UnNews:Scientists complain that they don't understand sports

From Uncyclopedia, the content-free encyclopedia
Jump to navigation Jump to search

Saturday, April 22, 2017

Scientists who attend local sporting events often feel like they are left out of the excitement. Americans need to do something about this.

WASHINGTON, DC: Scientists at the Carnegie Institution for Science are currently holding a massive public demonstration, loudly demanding that national sport organizations try to make popular sports (such as baseball, football, basketball, and hockey) more understandable to the scientific community at large.

"Every single day, we American scientists are bamboozled and perplexed by the incomprehensible jargon that floods the sports section of your typical newspaper", whined Dr Emmet J Schwartzfeld (PhD), a noted theoretical physicist at Carnegie, who dropped the microphone when we threw it to him. "If the sports world really wants us scientists to care more about such things, it behooves them to make at least some effort to explain basic sports terms to us in plain English."

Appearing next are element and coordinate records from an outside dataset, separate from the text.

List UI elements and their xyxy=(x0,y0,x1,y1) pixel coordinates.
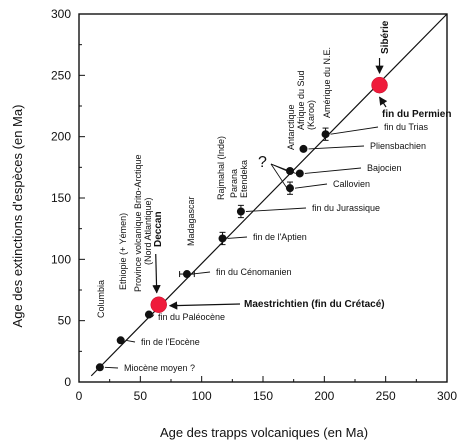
question-line xyxy=(270,163,296,174)
trapp-label-deccan: Deccan xyxy=(153,211,164,247)
x-tick-label: 50 xyxy=(134,389,148,403)
trapp-label-afrique-du-sud-karoo: Afrique du Sud xyxy=(296,70,306,130)
trapp-label-antarctique: Antarctique xyxy=(286,104,296,150)
leader-line xyxy=(104,366,119,369)
data-point-fin-du-jurassique xyxy=(236,207,245,216)
y-tick-label: 0 xyxy=(64,375,71,389)
x-tick-label: 200 xyxy=(314,389,334,403)
trapp-label-amerique-du-n-e: Amérique du N.E. xyxy=(322,47,332,118)
x-tick-label: 0 xyxy=(76,389,83,403)
leader-line xyxy=(191,271,211,275)
trapp-label-province-volcanique-brito-arctique-nord-atlantique: (Nord Atlantique) xyxy=(143,197,153,265)
data-point-callovien xyxy=(285,184,294,193)
data-point-fin-de-l-aptien xyxy=(218,234,227,243)
extinction-label-miocene-moyen: Miocène moyen ? xyxy=(124,363,195,373)
trapp-label-madagascar: Madagascar xyxy=(186,196,196,246)
extinction-label-fin-de-l-aptien: fin de l'Aptien xyxy=(253,232,307,242)
extinction-label-fin-du-cenomanien: fin du Cénomanien xyxy=(216,267,292,277)
trapp-label-rajmahal-inde: Rajmahal (Inde) xyxy=(216,136,226,200)
error-bars xyxy=(179,127,329,278)
trapp-label-ethiopie-yemen: Ethiopie (+ Yémen) xyxy=(118,213,128,290)
leader-line xyxy=(294,183,328,189)
leader-line xyxy=(308,145,365,150)
y-tick-label: 300 xyxy=(51,7,71,21)
leader-line xyxy=(330,126,379,135)
leader-line xyxy=(304,167,362,174)
trapp-label-parana-etendeka: Parana xyxy=(229,169,239,198)
arrow-maestrichtien xyxy=(168,301,241,310)
leader-line xyxy=(245,207,307,212)
trapp-label-siberie: Sibérie xyxy=(380,20,391,54)
data-point-fin-de-l-eocene xyxy=(116,336,125,345)
question-line xyxy=(270,163,288,189)
y-tick-label: 200 xyxy=(51,130,71,144)
extinction-label-fin-du-trias: fin du Trias xyxy=(384,122,429,132)
y-tick-label: 50 xyxy=(58,314,72,328)
data-points xyxy=(95,76,388,372)
extinction-label-fin-de-l-eocene: fin de l'Eocène xyxy=(141,337,200,347)
arrow-permien xyxy=(379,96,388,108)
y-axis-label: Age des extinctions d'espèces (en Ma) xyxy=(10,105,25,328)
axis-ticks: 0 50 100 150 200 250 300 0 50 100 150 200 250 300 xyxy=(51,7,457,403)
trapp-labels: Columbia Ethiopie (+ Yémen) Province volca… xyxy=(96,20,391,318)
extinction-label-fin-du-jurassique: fin du Jurassique xyxy=(312,203,380,213)
leader-line xyxy=(151,314,155,318)
x-tick-label: 100 xyxy=(192,389,212,403)
x-axis-label: Age des trapps volcaniques (en Ma) xyxy=(160,425,368,440)
trapp-label-parana-etendeka: Etendeka xyxy=(239,160,249,198)
annotations: ? xyxy=(152,58,388,310)
y-tick-label: 250 xyxy=(51,68,71,82)
y-tick-label: 100 xyxy=(51,252,71,266)
x-tick-label: 150 xyxy=(253,389,273,403)
y-tick-label: 150 xyxy=(51,191,71,205)
highlight-point-maestrichtien-fin-du-cretace xyxy=(150,296,167,313)
trapp-label-province-volcanique-brito-arctique-nord-atlantique: Province volcanique Brito-Arctique xyxy=(133,154,143,292)
extinction-label-fin-du-permien: fin du Permien xyxy=(382,109,451,120)
extinction-label-pliensbachien: Pliensbachien xyxy=(370,141,426,151)
trapp-label-columbia: Columbia xyxy=(96,280,106,318)
data-point-fin-du-trias xyxy=(321,130,330,139)
extinction-label-fin-du-paleocene: fin du Paléocène xyxy=(158,312,225,322)
extinction-label-maestrichtien-fin-du-cretace: Maestrichtien (fin du Crétacé) xyxy=(244,299,385,310)
leader-line xyxy=(227,236,248,239)
data-point-pliensbachien xyxy=(299,144,308,153)
trapp-label-afrique-du-sud-karoo: (Karoo) xyxy=(306,100,316,130)
extinction-label-callovien: Callovien xyxy=(333,179,370,189)
one-to-one-line xyxy=(90,13,448,377)
data-point-fin-du-cenomanien xyxy=(182,270,191,279)
highlight-point-fin-du-permien xyxy=(371,76,388,94)
extinction-label-bajocien: Bajocien xyxy=(367,163,402,173)
data-point-fin-du-paleocene xyxy=(144,310,153,319)
leader-line xyxy=(125,339,136,343)
data-point-miocene-moyen xyxy=(95,363,104,372)
x-tick-label: 250 xyxy=(376,389,396,403)
arrow-deccan xyxy=(152,253,161,294)
extinction-labels: Miocène moyen ? fin de l'Eocène fin du Pal… xyxy=(104,109,451,373)
x-tick-label: 300 xyxy=(437,389,457,403)
data-point-bajocien xyxy=(295,169,304,178)
question-mark: ? xyxy=(258,154,267,171)
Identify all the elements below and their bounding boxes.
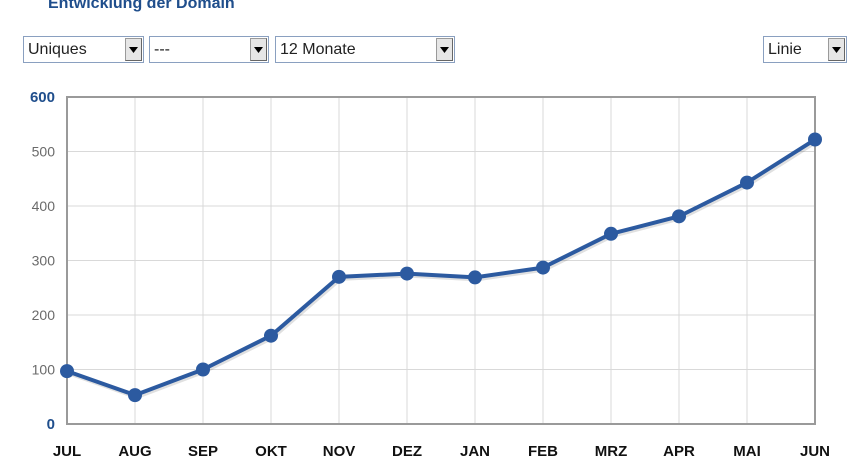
filter-select-value: ---	[154, 40, 170, 58]
chart-title: Entwicklung der Domain	[48, 0, 235, 12]
data-point	[332, 269, 346, 284]
data-point	[196, 362, 210, 377]
plot-frame	[66, 96, 816, 425]
chevron-down-icon[interactable]	[436, 38, 453, 61]
filter-select[interactable]: ---	[149, 36, 269, 63]
chart-type-select-value: Linie	[768, 40, 802, 58]
x-tick-label: AUG	[118, 443, 151, 460]
series-line-shadow	[67, 139, 818, 400]
y-tick-label: 200	[32, 307, 56, 323]
data-point	[672, 209, 686, 224]
y-tick-label: 500	[32, 144, 56, 160]
metric-select[interactable]: Uniques	[23, 36, 144, 63]
chevron-down-icon[interactable]	[828, 38, 845, 61]
y-tick-label: 100	[32, 362, 56, 378]
x-tick-label: NOV	[323, 443, 356, 460]
data-point	[400, 266, 414, 281]
metric-select-value: Uniques	[28, 40, 87, 58]
y-tick-label: 0	[47, 416, 55, 433]
chevron-down-icon[interactable]	[250, 38, 267, 61]
x-tick-label: JAN	[460, 443, 490, 460]
x-tick-label: OKT	[255, 443, 287, 460]
x-tick-label: DEZ	[392, 443, 422, 460]
x-tick-label: FEB	[528, 443, 558, 460]
data-point	[808, 132, 822, 147]
x-tick-label: JUL	[53, 443, 81, 460]
y-tick-label: 600	[30, 89, 55, 106]
y-tick-label: 300	[32, 253, 56, 269]
data-point	[536, 260, 550, 275]
series-line	[65, 137, 817, 398]
chart-type-select[interactable]: Linie	[763, 36, 847, 63]
data-point	[264, 328, 278, 343]
data-point	[60, 364, 74, 379]
x-tick-label: MRZ	[595, 443, 628, 460]
chevron-down-icon[interactable]	[125, 38, 142, 61]
x-tick-label: SEP	[188, 443, 218, 460]
data-point	[128, 388, 142, 403]
data-point	[604, 226, 618, 241]
data-point	[740, 175, 754, 190]
y-tick-label: 400	[32, 198, 56, 214]
x-tick-label: APR	[663, 443, 695, 460]
data-point	[468, 270, 482, 285]
x-tick-label: MAI	[733, 443, 761, 460]
period-select-value: 12 Monate	[280, 40, 356, 58]
x-tick-label: JUN	[800, 443, 830, 460]
period-select[interactable]: 12 Monate	[275, 36, 455, 63]
line-chart: 0 100 200 300 400 500 600 JUL AUG SEP OKT NOV DEZ JAN…	[30, 89, 830, 460]
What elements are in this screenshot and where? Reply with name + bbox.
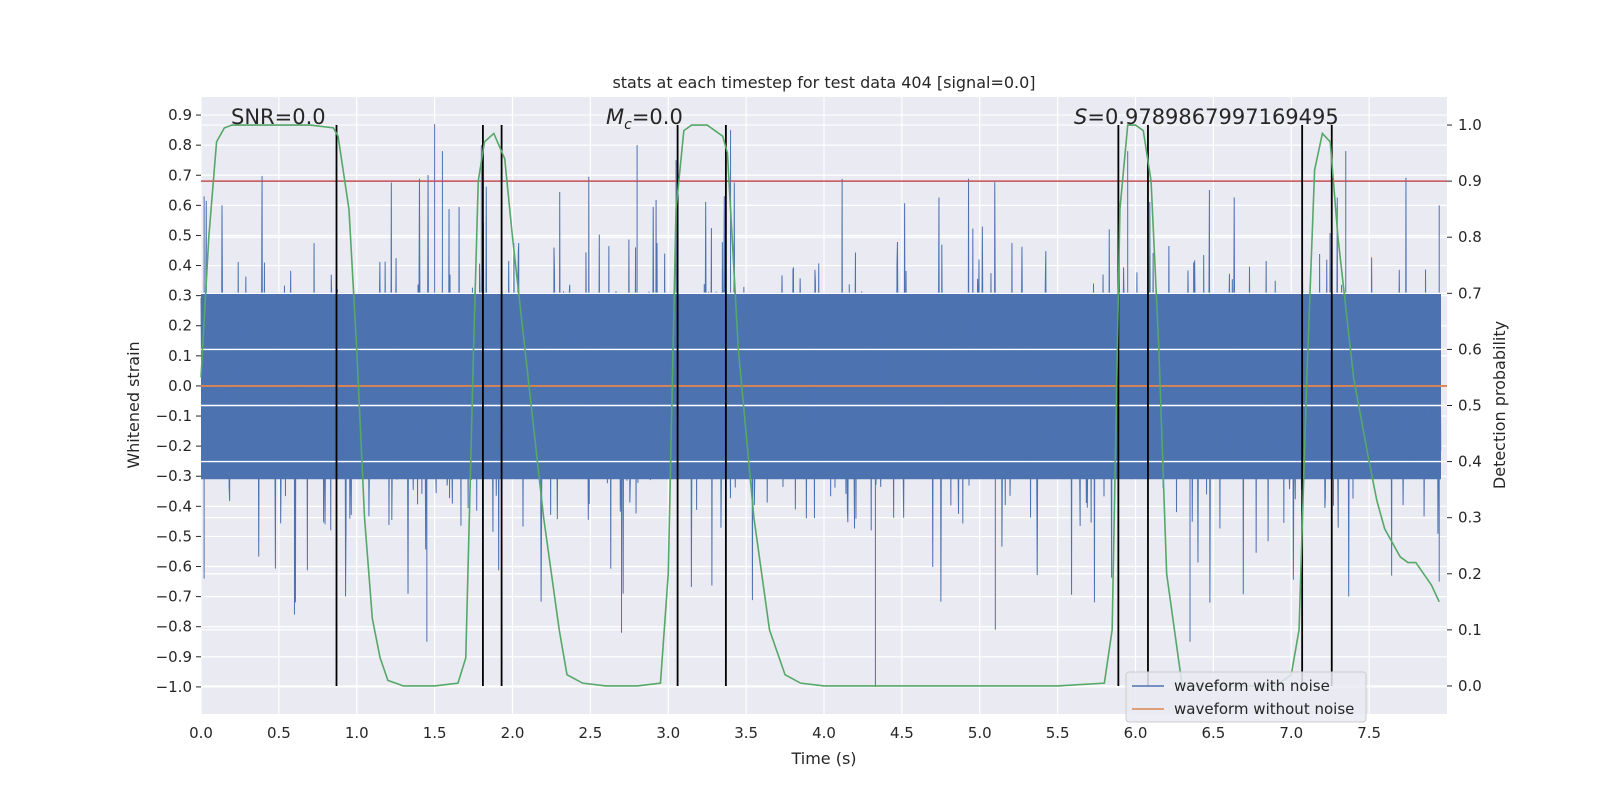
x-tick-label: 0.0 — [189, 724, 213, 742]
chirp-mass-annotation: Mc=0.0 — [606, 105, 683, 133]
y2-tick-label: 0.6 — [1458, 340, 1482, 358]
detection-probability-series — [200, 124, 1440, 687]
y-tick-label: 0.3 — [168, 287, 192, 305]
y-tick-label: −0.9 — [156, 648, 192, 666]
y2-tick-label: 0.4 — [1458, 453, 1482, 471]
x-tick-label: 2.5 — [578, 724, 602, 742]
s-symbol: S — [1074, 105, 1087, 129]
x-tick-label: 1.5 — [423, 724, 447, 742]
y-tick-label: −0.8 — [156, 618, 192, 636]
y-tick-label: 0.6 — [168, 196, 192, 214]
y-axis-left: 0.9 0.8 0.7 0.6 0.5 0.4 0.3 0.2 0.1 0.0 −0.1 −0.2 −0… — [156, 106, 201, 696]
x-tick-label: 3.5 — [734, 724, 758, 742]
y-axis-label: Whitened strain — [124, 341, 143, 468]
x-axis-label: Time (s) — [790, 749, 856, 768]
x-tick-label: 4.5 — [890, 724, 914, 742]
y-tick-label: 0.9 — [168, 106, 192, 124]
y2-tick-label: 1.0 — [1458, 116, 1482, 134]
legend: waveform with noise waveform without noi… — [1125, 671, 1367, 723]
y-tick-label: −0.4 — [156, 497, 192, 515]
y2-tick-label: 0.7 — [1458, 284, 1482, 302]
y-tick-label: 0.4 — [168, 257, 192, 275]
y-tick-label: 0.5 — [168, 226, 192, 244]
y2-tick-label: 0.5 — [1458, 397, 1482, 415]
y2-axis-label: Detection probability — [1490, 321, 1509, 489]
y2-tick-label: 0.1 — [1458, 621, 1482, 639]
y-tick-label: 0.7 — [168, 166, 192, 184]
y2-tick-label: 0.2 — [1458, 565, 1482, 583]
y-tick-label: −0.3 — [156, 467, 192, 485]
noise-trace — [200, 124, 1442, 687]
chirp-mass-subscript: c — [624, 117, 632, 133]
chirp-mass-symbol: M — [606, 105, 624, 129]
y2-tick-label: 0.8 — [1458, 228, 1482, 246]
y-tick-label: 0.8 — [168, 136, 192, 154]
snr-annotation: SNR=0.0 — [231, 105, 326, 129]
s-annotation: S=0.9789867997169495 — [1074, 105, 1339, 129]
y2-tick-label: 0.9 — [1458, 172, 1482, 190]
y-tick-label: −0.5 — [156, 527, 192, 545]
y-tick-label: −0.7 — [156, 588, 192, 606]
chart-title: stats at each timestep for test data 404… — [612, 73, 1035, 92]
x-tick-label: 2.0 — [501, 724, 525, 742]
y2-tick-label: 0.3 — [1458, 509, 1482, 527]
legend-box — [1125, 671, 1367, 723]
x-tick-label: 3.0 — [656, 724, 680, 742]
x-tick-label: 7.0 — [1279, 724, 1303, 742]
x-tick-label: 1.0 — [345, 724, 369, 742]
x-tick-label: 5.5 — [1046, 724, 1070, 742]
y-tick-label: −0.1 — [156, 407, 192, 425]
y-tick-label: −1.0 — [156, 678, 192, 696]
x-tick-label: 7.5 — [1357, 724, 1381, 742]
x-tick-label: 0.5 — [267, 724, 291, 742]
y-tick-label: −0.2 — [156, 437, 192, 455]
event-markers — [335, 125, 1333, 686]
x-tick-label: 5.0 — [968, 724, 992, 742]
y2-tick-label: 0.0 — [1458, 677, 1482, 695]
legend-label-noise: waveform with noise — [1174, 677, 1330, 695]
legend-label-clean: waveform without noise — [1174, 700, 1354, 718]
y-tick-label: 0.2 — [168, 317, 192, 335]
y-axis-right: 1.0 0.9 0.8 0.7 0.6 0.5 0.4 0.3 0.2 0.1 0.0 — [1447, 116, 1482, 695]
x-tick-label: 6.0 — [1124, 724, 1148, 742]
y-tick-label: 0.0 — [168, 377, 192, 395]
y-tick-label: −0.6 — [156, 558, 192, 576]
x-axis: 0.0 0.5 1.0 1.5 2.0 2.5 3.0 3.5 4.0 4.5 5.0 5.5 6.0 6… — [189, 724, 1381, 742]
y-tick-label: 0.1 — [168, 347, 192, 365]
s-value: =0.9789867997169495 — [1087, 105, 1338, 129]
chirp-mass-value: =0.0 — [632, 105, 683, 129]
x-tick-label: 6.5 — [1201, 724, 1225, 742]
x-tick-label: 4.0 — [812, 724, 836, 742]
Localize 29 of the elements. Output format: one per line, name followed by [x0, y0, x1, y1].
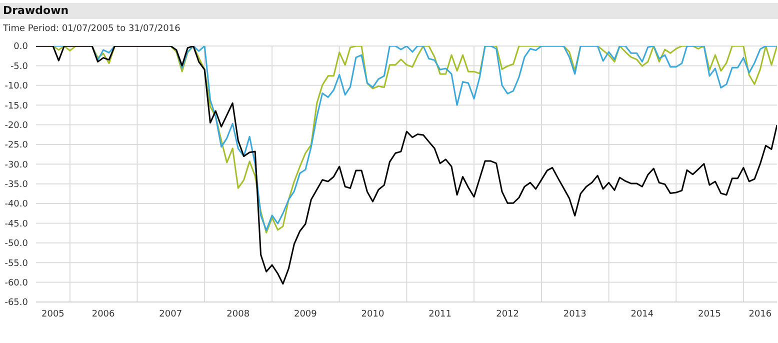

"How can I possibly get enthused about how our local sports teams are doing," moaned Professor Andrew J Knaughtwurst, a teacher of advanced mathematics at the University of Maryland, "when all I keep hearing during major televized events is strange and meaningless expressions like 'ERA[1]' or 'off-sides'[2] or 'power-plays' or 'John 3:16,[3]' which no sports commentator ever bothers to explain in detail?" After a few shuddering sobs, Knaughtwurst added "Maybe us scientists want in, too! It's not like I'm stupid or something, or I don't care; just tell me what's it all about, dammit!"

Sports in general are often quite puzzling to the average scientist, partly because of illogical combinations of team strategies, goals, accomplishments, and awards; but mostly because of the bizarre terminology that each sport normally uses (in reference to scoring, field positioning, sporting equipment, uniform gear, etc.) on a regular basis. Unfortunately, most major sporting events take it as granted that the audience are able to figure out the fundamental dynamics of a game as it unfolds, so that they know at what points it is appropriate to cheer, boo, or fling sundry items of uneaten food onto the playing field.

At this time, various sports institutions such as the NBA and the NFL are taking the protests into due consideration. However, they are on record that it is the scientists's fundamental responsibility to learn at least some basic sports-interpreting skills themselves, so that they don't feel so left out of the crowd. Yesterday afternoon, Adam Silver (commissioner of the National Basketball Association (NBA)) patiently announced to a gathering of sports journalists that "It's really the scientists fault that they want everything handed to them on a silver platter. They probably should have paid more attention while in their school's basic PhysEd classes, instead of burying their heads in science textbooks and playing with their calculators and whatnot." Silver later begrudgingly acknowledged that schools are also partly to blame, especially when they fail to encourage their students in basic sports abilities.

Even so, there are some rays of hope out there. Many scientists (if not most) do in fact have access to general online encyclopedias, such as Wikipedia or Uncyclopedia, which contain much detailed peer-reviewed information about the finer (and often unspoken) minutiae of sports phenomena. One of the often unheralded purposes of these reputable websites is to aid in filling the enormous gaps of knowledge of sports-deprived people, no matter what level of scientific education impedes them. However, there is probably no really good substitute for simply immersing oneself into the culture of sports at large, assuming that, of course, they have the basic desire for it.

Footnotes[edit | edit source]

  1. Earned run average
  2. This is either s a foul in which a player is on the wrong side of the line of scrimmage when the ball is snapped, if a player on the attacking team enters the offensive zone before the puck, unless the puck is sent or carried there by a defending player, or if any of their body parts with which they can touch the ball during any other part of the play is in the opponents' half of the pitch and closer to the opponents' goal line than both the ball and the second-to-last opponent.